Hepatitis B bisa merusak hati dan menularkan kepada orang lain meski tanpa disertai gejala. Kerusakan yang ditimbulkan virus hepatitis B kebanyakan akibat respons tubuh terhadap infeksi. Respons kekebalan tubuh terhadap sel hati yang terinfeksi justru merusak sel dan menyebabkan radang hati. Hal ini mengakibatkan enzim hati bocor dan masuk aliran darah. Virus juga menghambat kemampuan hati untuk memproduksi faktor pembeku prothrombin.
Virus hepatitis B ditularkan lewat darah, air seni, tinja, dan sekresi usus, air liur, sekresi alat kelamin pria dan wanita, air susu ibu, dan cairan tubuh lain. Jalur penularan bisa lewat kulit yang terluka, selaput lendir (oral dan seksual), hubungan seksual tidak aman dengan orang yang terinfeksi, transfusi darah, berbagi jarum suntik pada pengguna obat atau narkoba suntikan, tato atau akupunktur dengan jarum yang terkontaminasi.
"Perkembangan penyakit juga dipengaruhi adanya riwayat hepatitis B kronis di dalam keluarga, pemakaian alkohol berlebihan, dan perlemakan hati," kata Ketua Perhimpunan Peneliti Hati Indonesia (PPHI) Laurentius A Lesmana.
Risiko terkena penyakit ini meningkat jika kontak seksual tidak aman dengan pengidap hepatitis B, menderita penyakit menular seksual, berbagi jarum suntik pada pengguna narkoba suntikan, memiliki pekerjaan yang terpapar darah manusia, menerima transfusi darah yang terinfeksi hepatitis B, cuci darah, dan bepergian ke daerah dengan tingkat infeksi HBV tinggi. Bayi baru lahir juga berisiko terinfeksi dari ibu yang mengidap hepatitis B lewat persalinan.

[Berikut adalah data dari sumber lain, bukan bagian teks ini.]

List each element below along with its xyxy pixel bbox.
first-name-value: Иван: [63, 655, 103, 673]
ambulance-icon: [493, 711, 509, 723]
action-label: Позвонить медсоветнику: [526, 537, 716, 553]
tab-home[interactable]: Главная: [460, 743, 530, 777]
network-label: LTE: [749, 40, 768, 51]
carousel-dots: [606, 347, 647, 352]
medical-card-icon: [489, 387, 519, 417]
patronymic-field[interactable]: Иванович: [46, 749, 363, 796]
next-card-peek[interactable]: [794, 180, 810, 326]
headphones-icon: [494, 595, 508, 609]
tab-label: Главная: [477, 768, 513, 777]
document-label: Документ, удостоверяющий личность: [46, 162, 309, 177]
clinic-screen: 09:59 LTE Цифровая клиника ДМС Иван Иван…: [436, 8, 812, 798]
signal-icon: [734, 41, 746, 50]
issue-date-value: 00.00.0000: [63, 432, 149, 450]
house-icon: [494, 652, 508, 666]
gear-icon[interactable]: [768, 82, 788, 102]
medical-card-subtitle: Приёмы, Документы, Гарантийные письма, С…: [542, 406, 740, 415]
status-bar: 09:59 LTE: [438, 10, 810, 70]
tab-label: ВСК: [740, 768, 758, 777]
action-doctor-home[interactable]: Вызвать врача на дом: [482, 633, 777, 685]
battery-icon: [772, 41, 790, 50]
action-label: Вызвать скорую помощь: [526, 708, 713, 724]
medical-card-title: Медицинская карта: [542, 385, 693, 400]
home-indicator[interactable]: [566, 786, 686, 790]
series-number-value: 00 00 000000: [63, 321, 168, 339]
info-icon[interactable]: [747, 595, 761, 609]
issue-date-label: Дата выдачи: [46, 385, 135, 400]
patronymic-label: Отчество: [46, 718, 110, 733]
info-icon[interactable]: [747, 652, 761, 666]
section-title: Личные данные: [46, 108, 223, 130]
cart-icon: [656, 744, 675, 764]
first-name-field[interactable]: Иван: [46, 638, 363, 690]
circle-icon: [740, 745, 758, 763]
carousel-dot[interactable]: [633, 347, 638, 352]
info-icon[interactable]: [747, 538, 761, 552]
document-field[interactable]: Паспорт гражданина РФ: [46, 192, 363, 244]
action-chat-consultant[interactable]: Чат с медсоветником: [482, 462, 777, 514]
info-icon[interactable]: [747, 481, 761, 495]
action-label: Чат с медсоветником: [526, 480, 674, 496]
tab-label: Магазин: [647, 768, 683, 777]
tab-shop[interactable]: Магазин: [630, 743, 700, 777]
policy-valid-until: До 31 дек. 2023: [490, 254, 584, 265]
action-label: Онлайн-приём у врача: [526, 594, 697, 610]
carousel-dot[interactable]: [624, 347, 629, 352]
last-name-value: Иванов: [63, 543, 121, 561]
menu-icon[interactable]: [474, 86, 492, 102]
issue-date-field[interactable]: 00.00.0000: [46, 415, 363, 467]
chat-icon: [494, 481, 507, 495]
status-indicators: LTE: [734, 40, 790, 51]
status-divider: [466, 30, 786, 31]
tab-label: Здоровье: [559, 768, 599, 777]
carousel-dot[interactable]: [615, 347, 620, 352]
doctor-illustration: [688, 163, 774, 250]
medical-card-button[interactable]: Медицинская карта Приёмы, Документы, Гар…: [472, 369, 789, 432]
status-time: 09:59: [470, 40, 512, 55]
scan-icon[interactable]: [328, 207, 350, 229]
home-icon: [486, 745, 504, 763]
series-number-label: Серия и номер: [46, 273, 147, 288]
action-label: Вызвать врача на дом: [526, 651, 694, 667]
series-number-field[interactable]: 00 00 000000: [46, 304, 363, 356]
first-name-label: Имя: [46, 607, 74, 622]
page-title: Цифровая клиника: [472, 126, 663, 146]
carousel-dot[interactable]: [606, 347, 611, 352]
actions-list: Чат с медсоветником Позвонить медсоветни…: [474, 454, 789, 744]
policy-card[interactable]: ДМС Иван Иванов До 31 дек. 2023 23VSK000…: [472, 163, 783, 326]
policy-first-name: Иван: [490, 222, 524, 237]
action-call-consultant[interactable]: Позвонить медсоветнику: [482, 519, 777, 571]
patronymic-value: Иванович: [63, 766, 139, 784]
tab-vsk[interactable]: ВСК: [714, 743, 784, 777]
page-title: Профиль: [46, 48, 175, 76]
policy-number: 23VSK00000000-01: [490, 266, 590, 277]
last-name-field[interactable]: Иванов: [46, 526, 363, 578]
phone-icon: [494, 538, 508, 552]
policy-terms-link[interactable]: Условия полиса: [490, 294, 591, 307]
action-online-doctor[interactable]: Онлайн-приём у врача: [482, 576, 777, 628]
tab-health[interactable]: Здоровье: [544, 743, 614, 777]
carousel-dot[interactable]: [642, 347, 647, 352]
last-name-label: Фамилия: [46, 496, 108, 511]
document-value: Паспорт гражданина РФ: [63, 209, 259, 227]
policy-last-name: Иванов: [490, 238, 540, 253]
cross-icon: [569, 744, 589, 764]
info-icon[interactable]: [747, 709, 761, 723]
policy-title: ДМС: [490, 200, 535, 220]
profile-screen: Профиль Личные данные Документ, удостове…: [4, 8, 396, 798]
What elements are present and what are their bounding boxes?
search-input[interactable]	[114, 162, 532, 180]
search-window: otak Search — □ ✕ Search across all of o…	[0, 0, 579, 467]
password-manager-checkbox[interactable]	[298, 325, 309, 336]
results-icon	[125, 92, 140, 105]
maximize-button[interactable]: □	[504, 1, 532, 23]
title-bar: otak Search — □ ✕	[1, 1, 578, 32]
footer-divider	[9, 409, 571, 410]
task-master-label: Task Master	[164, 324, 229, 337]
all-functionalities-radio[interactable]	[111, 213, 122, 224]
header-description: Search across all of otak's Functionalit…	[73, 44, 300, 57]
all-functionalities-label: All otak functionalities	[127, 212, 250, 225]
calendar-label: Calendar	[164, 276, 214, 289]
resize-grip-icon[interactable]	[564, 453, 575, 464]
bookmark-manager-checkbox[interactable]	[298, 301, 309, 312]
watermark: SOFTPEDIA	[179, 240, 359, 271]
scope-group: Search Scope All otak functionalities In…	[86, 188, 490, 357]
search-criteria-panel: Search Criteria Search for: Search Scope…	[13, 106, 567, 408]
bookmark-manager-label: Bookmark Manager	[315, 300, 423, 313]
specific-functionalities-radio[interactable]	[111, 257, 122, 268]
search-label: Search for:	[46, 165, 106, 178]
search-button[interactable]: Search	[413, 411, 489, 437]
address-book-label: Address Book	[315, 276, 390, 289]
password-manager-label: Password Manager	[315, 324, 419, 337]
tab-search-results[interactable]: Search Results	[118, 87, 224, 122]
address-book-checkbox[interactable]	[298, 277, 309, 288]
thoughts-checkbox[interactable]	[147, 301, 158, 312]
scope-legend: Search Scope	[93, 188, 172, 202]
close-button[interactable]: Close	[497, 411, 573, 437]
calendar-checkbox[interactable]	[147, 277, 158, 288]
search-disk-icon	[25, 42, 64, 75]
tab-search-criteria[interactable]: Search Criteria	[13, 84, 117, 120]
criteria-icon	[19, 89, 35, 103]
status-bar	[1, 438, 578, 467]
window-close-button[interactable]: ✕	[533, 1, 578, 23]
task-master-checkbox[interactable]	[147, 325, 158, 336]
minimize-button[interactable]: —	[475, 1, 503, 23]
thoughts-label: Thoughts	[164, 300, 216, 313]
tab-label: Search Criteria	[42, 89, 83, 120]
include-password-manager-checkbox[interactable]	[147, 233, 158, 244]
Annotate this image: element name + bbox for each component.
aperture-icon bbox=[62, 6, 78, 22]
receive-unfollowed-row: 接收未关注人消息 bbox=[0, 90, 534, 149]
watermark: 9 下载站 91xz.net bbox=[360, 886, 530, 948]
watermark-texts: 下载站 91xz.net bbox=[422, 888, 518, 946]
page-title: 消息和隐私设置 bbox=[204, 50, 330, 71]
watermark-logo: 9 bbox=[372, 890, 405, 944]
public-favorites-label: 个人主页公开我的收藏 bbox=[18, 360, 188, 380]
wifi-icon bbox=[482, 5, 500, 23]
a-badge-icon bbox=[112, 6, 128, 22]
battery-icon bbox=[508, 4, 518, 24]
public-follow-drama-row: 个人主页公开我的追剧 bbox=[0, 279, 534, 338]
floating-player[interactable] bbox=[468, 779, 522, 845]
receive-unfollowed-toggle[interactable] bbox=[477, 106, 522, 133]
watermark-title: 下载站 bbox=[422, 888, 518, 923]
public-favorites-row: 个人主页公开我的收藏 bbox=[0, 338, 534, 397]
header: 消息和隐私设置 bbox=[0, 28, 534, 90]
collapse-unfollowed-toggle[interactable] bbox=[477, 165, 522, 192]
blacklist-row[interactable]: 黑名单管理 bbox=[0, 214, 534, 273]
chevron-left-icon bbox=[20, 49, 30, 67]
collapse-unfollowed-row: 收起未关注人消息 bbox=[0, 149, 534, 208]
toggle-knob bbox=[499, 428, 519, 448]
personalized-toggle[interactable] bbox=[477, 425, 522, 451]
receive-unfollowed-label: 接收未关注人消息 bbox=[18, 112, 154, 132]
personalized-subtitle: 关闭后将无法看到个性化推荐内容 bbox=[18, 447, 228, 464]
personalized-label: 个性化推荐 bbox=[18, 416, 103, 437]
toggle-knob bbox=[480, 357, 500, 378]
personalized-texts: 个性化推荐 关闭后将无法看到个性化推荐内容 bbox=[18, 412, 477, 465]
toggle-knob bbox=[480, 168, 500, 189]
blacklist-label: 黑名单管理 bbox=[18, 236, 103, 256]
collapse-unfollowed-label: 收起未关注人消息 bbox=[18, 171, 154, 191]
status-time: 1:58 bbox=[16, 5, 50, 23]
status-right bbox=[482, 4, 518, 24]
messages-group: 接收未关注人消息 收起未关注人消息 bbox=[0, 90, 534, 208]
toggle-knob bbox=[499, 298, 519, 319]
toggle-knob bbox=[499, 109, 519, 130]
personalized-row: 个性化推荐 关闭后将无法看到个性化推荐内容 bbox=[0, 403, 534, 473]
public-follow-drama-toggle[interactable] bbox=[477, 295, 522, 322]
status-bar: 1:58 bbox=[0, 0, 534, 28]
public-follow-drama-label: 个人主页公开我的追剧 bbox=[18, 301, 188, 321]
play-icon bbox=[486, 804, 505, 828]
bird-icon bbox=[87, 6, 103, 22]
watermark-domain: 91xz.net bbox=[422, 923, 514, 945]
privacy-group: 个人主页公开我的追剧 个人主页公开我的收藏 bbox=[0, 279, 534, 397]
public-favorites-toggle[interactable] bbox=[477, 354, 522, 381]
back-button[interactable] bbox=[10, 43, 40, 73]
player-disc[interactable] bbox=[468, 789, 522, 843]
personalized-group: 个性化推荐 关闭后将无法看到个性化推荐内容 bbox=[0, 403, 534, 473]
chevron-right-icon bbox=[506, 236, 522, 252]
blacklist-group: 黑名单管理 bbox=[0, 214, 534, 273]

"Hepatitis B sebenarnya tidak mengerikan jika tahu cara pencegahannya," ujar ahli penyakit hati Prof dr Ali Sulaiman (Kompas, 11 Oktober 2000).
Cara paling jitu mencegah hepatitis B adalah vaksinasi hepatitis B. Pencegahan juga bisa dilakukan dengan meningkatkan kesehatan lingkungan dan kebersihan perorangan, mencegah perilaku seksual berisiko tinggi, dan penapisan darah donor.
Sejauh ini, ada beberapa jenis obat lini pertama untuk mengobati infeksi hepatitis B kronis, yakni interferon, lamivudine, adefovir dipivoxil, dan entecavir. Jika bisa terdeteksi sejak awal, maka harapan untuk sembuh bagi penderitanya pun kian besar.